Die Chroniken von Ninavel – Die Blutmagier
Wie hätte Alisa diese Reise begeistert! Sie hatte sich in die Tagebücher von Entdeckern vertieft und davon geträumt, als Gesandte ihrer Handelsfamilie zu reisen, wenn sie volljährig geworden wäre. Trauer und Schuld machten den Kloß in seinem Hals brennend heiß.
Die Stimmen draußen mahnten ihn zur Vorsicht. Hastig wischte er sich die Augen und setzte sich in dem Haufen von Decken auf. Verwirrt blinzelnd sah er Devs Zeug schon zu ordentlichen Bündeln gepackt. Warum hatte er ihn nicht geweckt? Er zog sich die Stiefel an und trat nach draußen.
Die Sonne stand schon hoch am Himmel, und das weiße Gestein der Schlucht leuchtete so grell, dass ihm die Augen tränten. Die Wagen standen in ununterbrochener Reihe da. Ein Grüppchen Kutscher saß in lockerer Runde plaudernd beieinander.
»He, Faulpelz!« Dev winkte ihm von dem Felsen aus zu, an dem die Plane befestigt war. »Dachte schon, du wirst gar nicht mehr wach.«
»Warum hast du mich nicht geweckt? Sagtest du nicht gestern Abend, dass wir Wasser schöpfen müssen, solange der Weg freigeräumt wird?« Hatte Dev den Morgen etwa mit der Suche nach einem Karkabonstein verbracht?
»Da ich ein so netter Kerl bin, habe ich das Wasser hergeschleppt.
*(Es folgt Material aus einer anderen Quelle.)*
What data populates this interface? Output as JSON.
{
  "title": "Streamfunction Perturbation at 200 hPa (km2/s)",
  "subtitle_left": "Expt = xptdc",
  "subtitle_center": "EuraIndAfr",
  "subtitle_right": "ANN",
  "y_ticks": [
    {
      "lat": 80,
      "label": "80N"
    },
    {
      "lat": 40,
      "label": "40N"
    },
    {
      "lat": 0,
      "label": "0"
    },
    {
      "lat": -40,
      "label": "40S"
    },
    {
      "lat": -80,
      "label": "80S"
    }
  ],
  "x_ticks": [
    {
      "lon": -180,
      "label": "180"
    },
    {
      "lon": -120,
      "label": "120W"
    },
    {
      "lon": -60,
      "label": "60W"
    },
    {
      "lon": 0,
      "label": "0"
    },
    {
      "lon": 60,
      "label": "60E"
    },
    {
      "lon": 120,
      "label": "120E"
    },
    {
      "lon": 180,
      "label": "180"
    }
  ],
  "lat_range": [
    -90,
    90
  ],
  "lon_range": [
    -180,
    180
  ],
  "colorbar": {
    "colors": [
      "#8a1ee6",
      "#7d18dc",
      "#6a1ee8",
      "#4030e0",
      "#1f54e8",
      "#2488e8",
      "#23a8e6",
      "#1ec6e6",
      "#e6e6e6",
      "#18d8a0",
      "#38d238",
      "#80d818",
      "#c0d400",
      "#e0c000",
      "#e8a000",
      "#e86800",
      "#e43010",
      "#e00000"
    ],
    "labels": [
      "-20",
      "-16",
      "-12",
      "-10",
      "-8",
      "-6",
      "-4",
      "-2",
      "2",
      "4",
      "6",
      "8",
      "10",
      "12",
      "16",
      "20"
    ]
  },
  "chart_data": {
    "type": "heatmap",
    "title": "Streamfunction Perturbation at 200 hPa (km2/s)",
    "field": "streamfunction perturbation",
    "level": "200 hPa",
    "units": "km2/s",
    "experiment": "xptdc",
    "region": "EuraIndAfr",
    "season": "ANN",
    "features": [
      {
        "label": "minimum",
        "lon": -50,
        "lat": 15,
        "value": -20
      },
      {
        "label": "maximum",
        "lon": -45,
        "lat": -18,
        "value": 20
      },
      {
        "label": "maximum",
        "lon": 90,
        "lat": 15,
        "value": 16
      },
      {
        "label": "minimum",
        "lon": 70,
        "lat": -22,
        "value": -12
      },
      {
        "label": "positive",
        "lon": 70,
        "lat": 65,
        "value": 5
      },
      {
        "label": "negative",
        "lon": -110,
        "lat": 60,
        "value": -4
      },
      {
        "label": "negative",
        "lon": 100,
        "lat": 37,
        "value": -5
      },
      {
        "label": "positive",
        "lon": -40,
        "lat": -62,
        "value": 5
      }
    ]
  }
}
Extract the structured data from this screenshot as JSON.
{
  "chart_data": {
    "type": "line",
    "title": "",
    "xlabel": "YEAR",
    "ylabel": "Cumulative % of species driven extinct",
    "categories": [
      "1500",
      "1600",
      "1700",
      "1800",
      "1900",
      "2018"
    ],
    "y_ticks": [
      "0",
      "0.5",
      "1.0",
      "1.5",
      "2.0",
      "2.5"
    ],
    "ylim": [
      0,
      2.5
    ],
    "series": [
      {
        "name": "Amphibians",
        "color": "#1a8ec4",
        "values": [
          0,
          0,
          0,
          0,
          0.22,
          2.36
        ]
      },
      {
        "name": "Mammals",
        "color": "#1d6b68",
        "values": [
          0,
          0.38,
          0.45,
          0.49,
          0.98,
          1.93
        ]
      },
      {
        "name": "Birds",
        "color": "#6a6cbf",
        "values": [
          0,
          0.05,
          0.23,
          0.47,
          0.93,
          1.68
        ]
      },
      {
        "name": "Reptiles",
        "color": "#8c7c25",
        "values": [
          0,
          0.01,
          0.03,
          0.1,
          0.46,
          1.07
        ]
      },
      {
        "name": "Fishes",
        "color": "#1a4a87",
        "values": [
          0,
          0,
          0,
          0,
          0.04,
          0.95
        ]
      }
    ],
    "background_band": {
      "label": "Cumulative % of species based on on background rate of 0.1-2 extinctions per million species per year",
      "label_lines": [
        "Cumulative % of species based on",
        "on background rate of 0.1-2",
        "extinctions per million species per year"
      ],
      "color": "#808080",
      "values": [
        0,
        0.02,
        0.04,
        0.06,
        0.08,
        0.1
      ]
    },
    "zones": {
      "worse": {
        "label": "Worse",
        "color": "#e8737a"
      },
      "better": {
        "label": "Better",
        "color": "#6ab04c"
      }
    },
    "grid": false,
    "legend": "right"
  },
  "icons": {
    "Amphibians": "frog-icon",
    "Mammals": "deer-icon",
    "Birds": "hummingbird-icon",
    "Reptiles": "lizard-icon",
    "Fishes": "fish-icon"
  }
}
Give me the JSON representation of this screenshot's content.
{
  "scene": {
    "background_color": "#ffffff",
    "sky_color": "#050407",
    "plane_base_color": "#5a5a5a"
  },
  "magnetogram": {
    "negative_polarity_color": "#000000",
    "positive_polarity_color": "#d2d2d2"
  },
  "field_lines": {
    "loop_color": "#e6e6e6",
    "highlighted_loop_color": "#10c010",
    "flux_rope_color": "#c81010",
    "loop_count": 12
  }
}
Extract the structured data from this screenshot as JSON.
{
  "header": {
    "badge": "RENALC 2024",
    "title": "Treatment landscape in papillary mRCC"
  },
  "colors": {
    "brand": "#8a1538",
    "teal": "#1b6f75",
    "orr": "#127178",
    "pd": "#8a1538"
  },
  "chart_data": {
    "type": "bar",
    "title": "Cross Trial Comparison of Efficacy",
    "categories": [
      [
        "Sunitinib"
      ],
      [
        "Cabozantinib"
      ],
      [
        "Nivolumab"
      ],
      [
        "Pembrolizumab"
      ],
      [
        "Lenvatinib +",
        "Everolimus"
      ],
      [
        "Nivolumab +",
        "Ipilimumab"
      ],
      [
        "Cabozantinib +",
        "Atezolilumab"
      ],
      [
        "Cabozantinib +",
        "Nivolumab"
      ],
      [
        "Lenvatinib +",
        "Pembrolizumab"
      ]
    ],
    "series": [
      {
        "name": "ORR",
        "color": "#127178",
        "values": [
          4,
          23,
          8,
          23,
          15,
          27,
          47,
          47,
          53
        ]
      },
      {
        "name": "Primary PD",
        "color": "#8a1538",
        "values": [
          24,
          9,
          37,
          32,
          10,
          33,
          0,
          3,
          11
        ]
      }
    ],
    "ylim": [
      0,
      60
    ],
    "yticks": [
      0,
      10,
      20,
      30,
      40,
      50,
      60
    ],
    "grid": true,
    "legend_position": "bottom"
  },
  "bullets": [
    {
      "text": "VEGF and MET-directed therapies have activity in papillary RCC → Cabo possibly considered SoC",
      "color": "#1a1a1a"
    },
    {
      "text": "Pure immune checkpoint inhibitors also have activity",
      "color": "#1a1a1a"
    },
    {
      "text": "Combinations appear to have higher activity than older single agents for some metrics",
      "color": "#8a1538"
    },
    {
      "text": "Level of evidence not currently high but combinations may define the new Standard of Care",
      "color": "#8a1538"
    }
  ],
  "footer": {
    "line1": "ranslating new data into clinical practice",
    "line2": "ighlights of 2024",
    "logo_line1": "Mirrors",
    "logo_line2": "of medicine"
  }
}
Mir schien, du hast den Schlaf nötiger. Außerdem dachte ich mir, du hättest genug davon, dich durch Katzenkrallen zu schlagen.« Devs Haltung war lässig, sein Grinsen unbeschwert, doch dabei musterte er ihn von Kopf bis Fuß mit einer abwägenden Neugier, bei der Kiran innerlich zurückschreckte.
»Äh, danke.« Er hatte Mühe, ein nichtssagendes Gesicht zu machen. Die Auswirkungen von Ruslans Gewitter waren keine angenehme Erinnerung. Sich einen Weg durch die harmlos aussehenden Büsche zu bahnen war albtraumhaft gewesen. Die dicken, fest verwobenen Zweige ließen sich nicht biegen und verursachten böse Kratzer, wenn man daran entlangstrich. Außerdem hatte seine Barriere kurz vor dem Zusammenbruch gestanden, und er hatte fürchten müssen, dass Dev ihn fände, ehe er sie wieder gefestigt hätte. Hätte Dev ihn beobachtet, wie er Kraft aus den Büschen zog, wäre ihm klar geworden, in welchem Ausmaß Kiran ihn belog.
»Keine Sorge, wir bleiben beschäftigt, jetzt wo du endlich aufgestanden bist.« Dev schaute an der Felswand hinauf und beschattete seine Augen. »Höchste Zeit, dass mein Lehrling sich ein paar Kletterkniffe aneignet.«
Aha. Falls Dev nach einem Karkabonstein gesucht hatte, war er nicht erfolgreich gewesen. Eine Kletterstunde war der beste Vorwand für einen zweiten Versuch an einer anderen Felswand. Kiran lächelte ihn an. »Ich freue mich darauf.«
In Devs Augen trat ein gemeines Funkeln. »Werde dich zugegebener Zeit daran erinnern.« Er sprang herab und ging zum Wagen, wo er im Gepäck kramte. »Nimm dir was zu essen, dann gehen wir los.«
Kiran würgte eine Handvoll Zwieback und Dörrfleisch hinunter, während Dev ihre Ausrüstung zusammenstellte. Er betrieb das mit einem eifrigen Elan, der zu seiner lässigen Haltung von eben einen scharfen Gegensatz darstellte. Trotz seiner augenscheinlichen Zuversicht war er sicherlich auch erleichtert, gegen die Sendung einer Botschaft nach Ninavel etwas unternehmen zu können.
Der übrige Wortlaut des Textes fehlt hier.